Prostate-specific antigen test in Brazilian indigenous: a cross-sectional study
Keywords:Prostatic neoplasm; Prostate-specific antigen; Sexually transmitted diseases; Early detection of cancer.
We estimated the prevalence of screening for prostate cancer in indigenous people in Brazil. We also studied how ethnicity, age, social conditions, lifestyle, and history of sexually transmitted infections are associated with altered prostate-specific antigen (PSA) values. This is a cross-sectional study with indigenous people, ≥ 40 years old, from Dourados reserve, Mato Grosso do Sul, Brazil. The patients underwent total PSA and rapid tests for syphilis, HIV, and hepatitis B and C. PSA values were compared with sociodemographic conditions, presence of urological symptoms, clinical data on sexually transmitted infections, lifestyle, and family history of cancer. Out of the 498 men invited to participate in the study, 31.53% (157/498) were ≥ 40 years old and were included. The mean (±SD) age was 54.75 (±11.23) years, and 78.3% (123/157; 95% CI: 0.71–0.84) of the population never underwent any preventive examination for prostate cancer. The mean PSA value was 0.081 ng/mL for the 157 participants, and 4.4% (7/157) had > 2.5 ng/mL and 1.9% (3/157) had values ≥ 4 ng/mL. Rapid tests for STIs showed that 5.73% (9/157) of the participants had syphilis and 0.64% (1/157) had HIV, and Hepatitis B and C virus infection.

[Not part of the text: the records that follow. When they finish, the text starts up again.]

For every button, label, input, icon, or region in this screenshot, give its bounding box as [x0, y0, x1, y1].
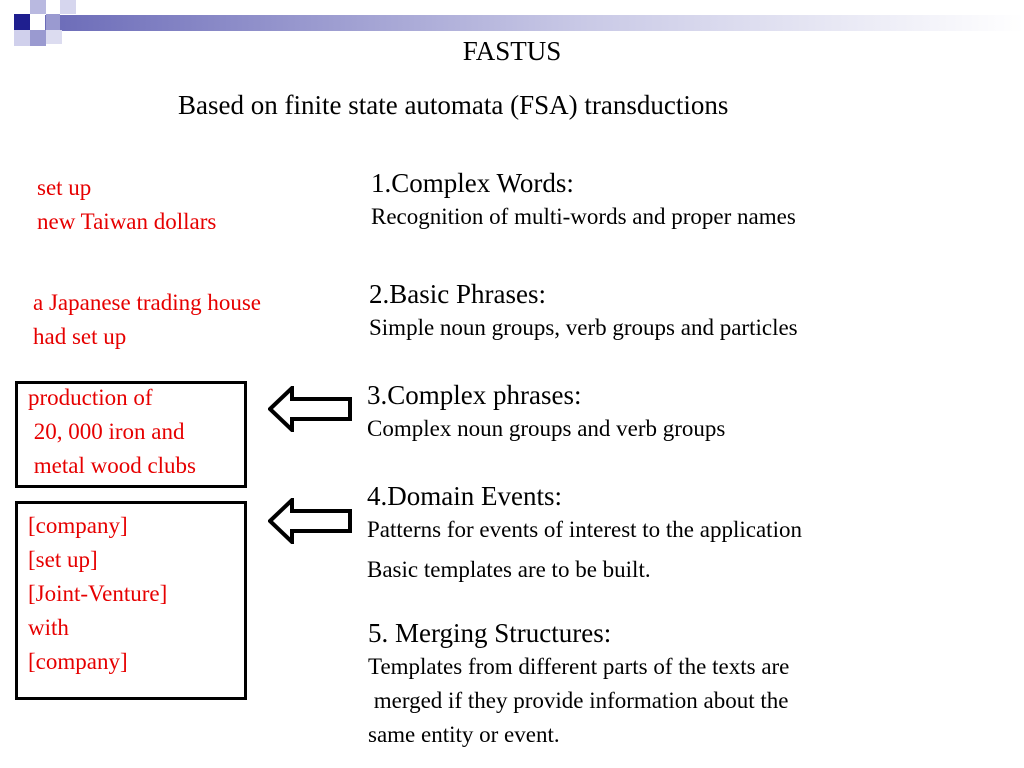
example-complex-words: set up new Taiwan dollars: [37, 171, 216, 239]
example-box-domain-events: [15, 501, 247, 700]
level-description: Complex noun groups and verb groups: [367, 416, 726, 441]
level-heading: 4.Domain Events:: [367, 481, 562, 511]
slide-title: FASTUS: [462, 36, 562, 66]
level-heading: 5. Merging Structures:: [368, 618, 612, 648]
example-line: [set up]: [28, 547, 98, 572]
level-description: Basic templates are to be built.: [367, 557, 651, 582]
level-description: Simple noun groups, verb groups and part…: [369, 315, 798, 340]
level-heading: 2.Basic Phrases:: [369, 279, 546, 309]
example-line: [Joint-Venture]: [28, 581, 168, 606]
level-description: same entity or event.: [368, 722, 560, 747]
level-1: 1.Complex Words: Recognition of multi-wo…: [371, 166, 796, 234]
example-line: set up: [37, 175, 92, 200]
level-heading: 1.Complex Words:: [371, 168, 574, 198]
example-line: with: [28, 615, 69, 640]
level-description: merged if they provide information about…: [368, 688, 789, 713]
example-line: a Japanese trading house: [33, 290, 262, 315]
level-3: 3.Complex phrases: Complex noun groups a…: [367, 378, 725, 446]
example-line: production of: [28, 385, 153, 410]
level-description: Recognition of multi-words and proper na…: [371, 204, 796, 229]
example-box-complex-phrases: [15, 381, 247, 488]
example-line: [company]: [28, 649, 128, 674]
example-complex-phrases: production of 20, 000 iron and metal woo…: [28, 381, 196, 483]
level-2: 2.Basic Phrases: Simple noun groups, ver…: [369, 277, 798, 345]
example-line: had set up: [33, 324, 127, 349]
example-line: [company]: [28, 513, 128, 538]
left-arrow-icon: [268, 498, 352, 544]
header-decoration: [14, 0, 1024, 46]
example-line: metal wood clubs: [28, 453, 196, 478]
level-description: Patterns for events of interest to the a…: [367, 517, 802, 542]
left-arrow-icon: [268, 386, 352, 432]
level-5: 5. Merging Structures: Templates from di…: [368, 616, 789, 752]
slide-subtitle: Based on finite state automata (FSA) tra…: [178, 90, 729, 120]
example-line: 20, 000 iron and: [28, 419, 185, 444]
level-4: 4.Domain Events: Patterns for events of …: [367, 479, 802, 587]
example-basic-phrases: a Japanese trading house had set up: [33, 286, 261, 354]
level-description: Templates from different parts of the te…: [368, 654, 790, 679]
example-domain-events: [company] [set up] [Joint-Venture] with …: [28, 509, 167, 679]
example-line: new Taiwan dollars: [37, 209, 217, 234]
level-heading: 3.Complex phrases:: [367, 380, 582, 410]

The results showed that most indigenous people ≥ 40 years never underwent any preventive examination for prostate cancer, and 4.4% had an altered PSA exam result. Future studies should assess the factors that hinder adherence to prostate cancer screening, as well as the existence of a pathophysiological correlation between the occurrence of prostate cancer and STIs.